Cost of nuclear power - it's all in the margins
I think the bit missed here is called a "marginal cost". That's the EXTRA cost of producing one more Watt from any point. For nuclear, it is almost zero. In essence you insert a fuel rod a little more, and watch a gauge. Nuclear fuel is "used" whether it's generating electricity or not, the decay just happens. Physics is like that. In other words it costs roughly the same to have the thing sitting idle as it does to be generating on full whack.
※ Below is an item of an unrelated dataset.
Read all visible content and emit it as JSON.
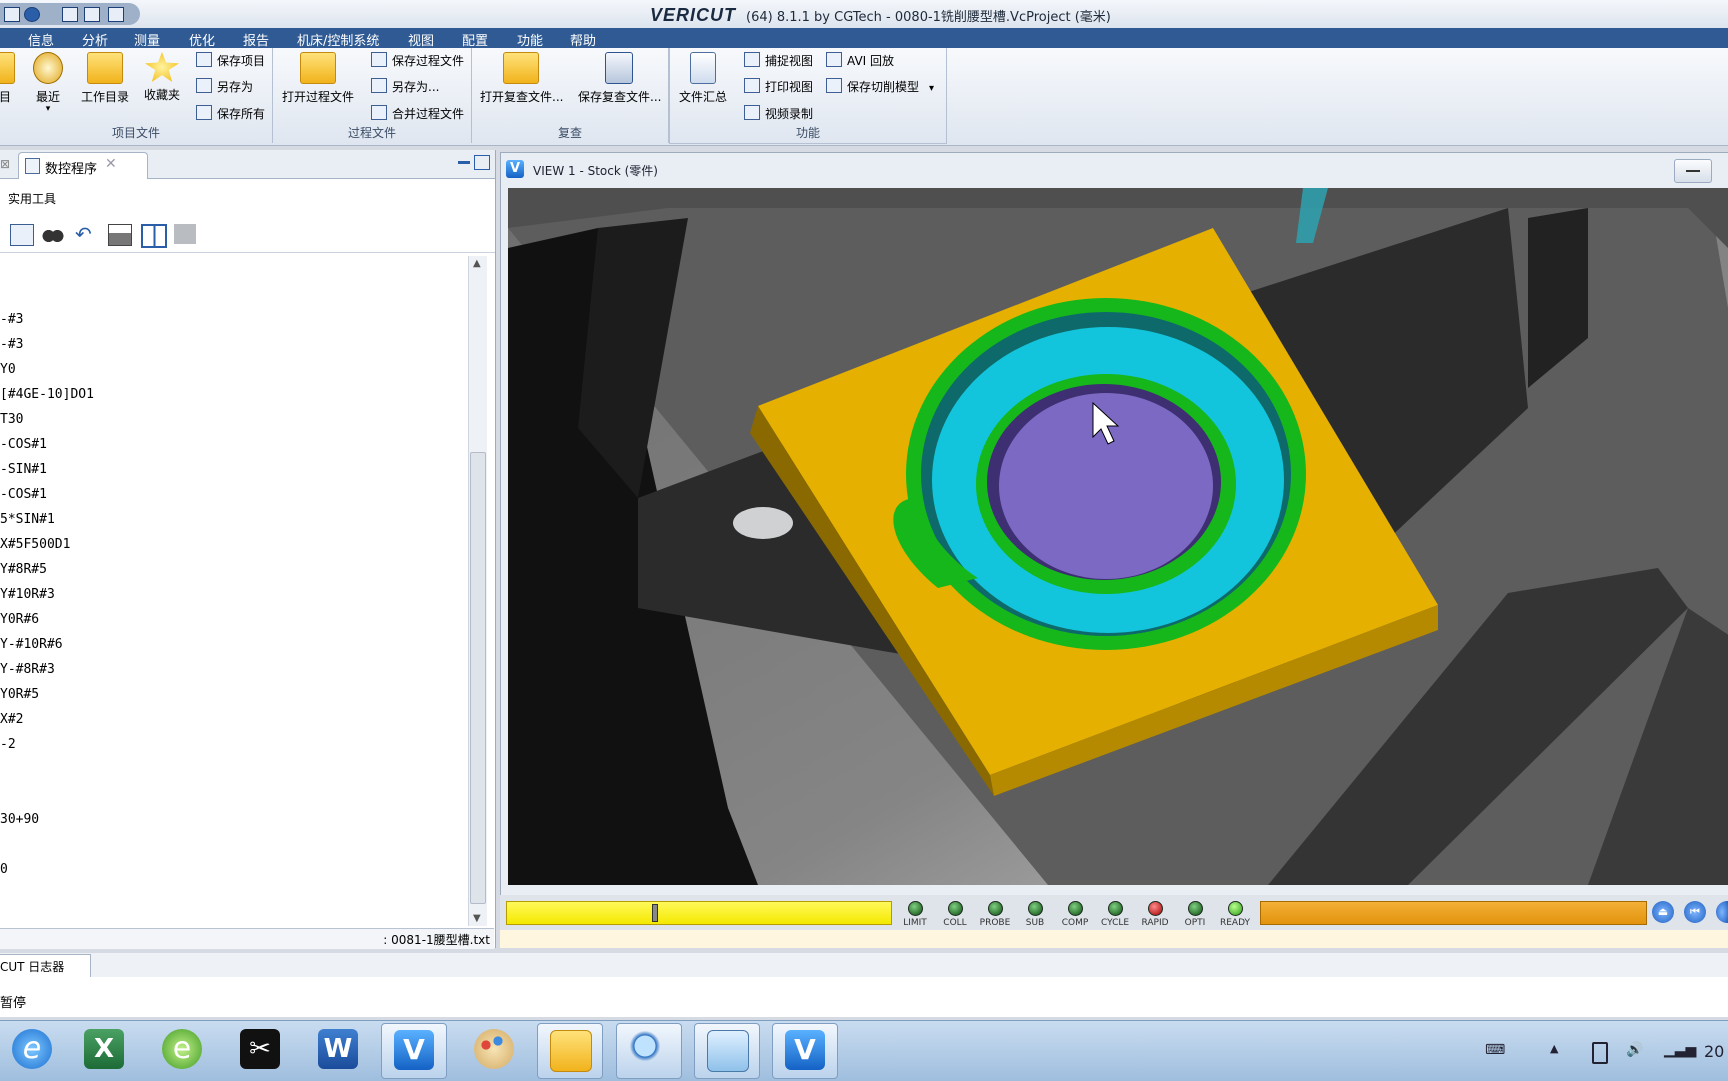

Consider a coal plant. If it is not being used, it's very cheap. You have to pay for labour and whatever fuel is needed to keep it ticking over. Once it needs to be used every Watt it generates needs a shovel (or whatever) of coal thrown in. The cost of the extra Watt is Very High Indeed. If a “shovel of coal” costs £1, and you sell electricity for £1.20 per “shovel equivalent” (I’ll call it a Watt to make life simple) you make a marginal profit of 20p per Watt sold. It’s not that simple though, because you have to pay all those fixed costs. Imagine they are £1million per year. To cover the costs you have to sell £1million divided by £0.20 Watts = 5 million Watts. After that, every extra Watt makes you 20p.
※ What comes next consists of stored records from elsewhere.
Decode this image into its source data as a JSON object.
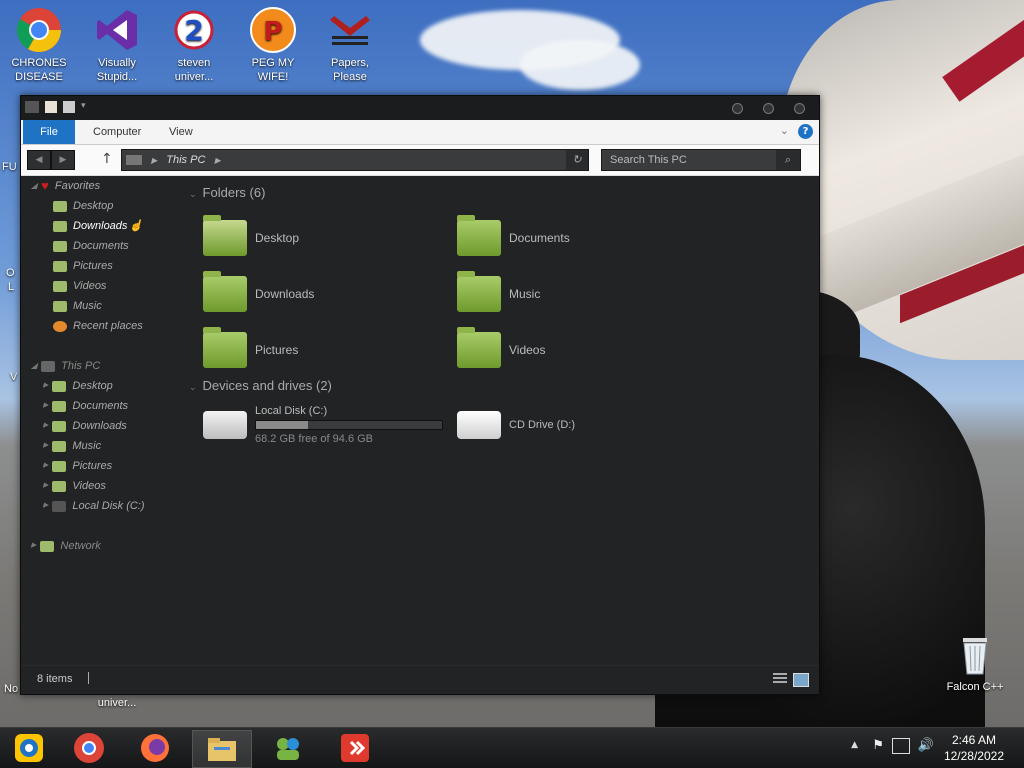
{
  "desktop": {
    "icons": [
      {
        "label_1": "CHRONES",
        "label_2": "DISEASE",
        "icon": "chrome-icon"
      },
      {
        "label_1": "Visually",
        "label_2": "Stupid...",
        "icon": "visual-studio-icon"
      },
      {
        "label_1": "steven",
        "label_2": "univer...",
        "icon": "steven-universe-icon"
      },
      {
        "label_1": "PEG MY WIFE!",
        "label_2": "",
        "icon": "peggle-icon"
      },
      {
        "label_1": "Papers,",
        "label_2": "Please",
        "icon": "papers-please-icon"
      }
    ],
    "recycle_bin": {
      "label": "Falcon C++"
    },
    "partial_labels": [
      "FU",
      "O",
      "L",
      "V",
      "No",
      "univer..."
    ]
  },
  "window": {
    "ribbon": {
      "file": "File",
      "computer": "Computer",
      "view": "View",
      "help": "?"
    },
    "address": {
      "path": "This PC"
    },
    "search": {
      "placeholder": "Search This PC"
    },
    "nav": {
      "favorites": "Favorites",
      "fav_items": [
        "Desktop",
        "Downloads",
        "Documents",
        "Pictures",
        "Videos",
        "Music",
        "Recent places"
      ],
      "thispc": "This PC",
      "pc_items": [
        "Desktop",
        "Documents",
        "Downloads",
        "Music",
        "Pictures",
        "Videos",
        "Local Disk (C:)"
      ],
      "network": "Network"
    },
    "folders_header": "Folders (6)",
    "folders": [
      "Desktop",
      "Documents",
      "Downloads",
      "Music",
      "Pictures",
      "Videos"
    ],
    "drives_header": "Devices and drives (2)",
    "drives": [
      {
        "name": "Local Disk (C:)",
        "free": "68.2 GB free of 94.6 GB",
        "used_fraction": 0.28
      },
      {
        "name": "CD Drive (D:)"
      }
    ],
    "status": {
      "items": "8 items"
    }
  },
  "taskbar": {
    "time": "2:46 AM",
    "date": "12/28/2022"
  },
  "colors": {
    "accent": "#1f73c4",
    "folder_green": "#8fb54a"
  }
}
Now back to Nuclear. The fixed costs are higher, so let’s say £2million. Each Watt costs 1p to generate (remember, the fuel is a fixed cost, and in that £2million). So each Watt we sell makes us £1.19. We have to sell £2M/£1.19 or about 1.7million Watts to reach break even. After that, each Watt we sell makes us £1.19. At 5million Watts, where coal breaks even, we have made 3.3million Watts times £1.19 or nearly £4,000,000. Those numbers are made up, but demonstrate the point of why it’s cheap. The tipping point will be at a very different point in reality, but there will be one.
Having high fixed costs is economically risky. If there was no demand then the nuclear plant would have a £2million loss, the coal plant £1million. So the secret is to keep nuclear plants as busy as you can, selling as much electricity as you can. Enter the Interconnectors. These are links between grids, such as between France and the UK. It is almost exclusively pulling (or pushing, I dunno) electricity FROM France TO the UK, not the other way. Why? Well, it’s cheap for France to generate extra Watts to help us out, so it makes lots of money doing it. Going the other way, we with out unpredictable wind and marginally expensive coal plants can’t compete with France, so we don’t tend to sell that way. Unless there is some disaster in France or elsewhere in mainland Europe, and they need all the power they can get. This, by the way, also helps out the French tax payer and the French nukes in keeping French prices down.
That's the nuclear model, that's why it's so cheap - IT'S THE MARGINAL COST OF PRODUCTION, that far, far outweighs the hidden costs you refer to, especially as all energy sources have subsidies, and the costs of nuclear waste storage are not as expensive as you would think, in the context of the sums one is considering for power generation for a whole country.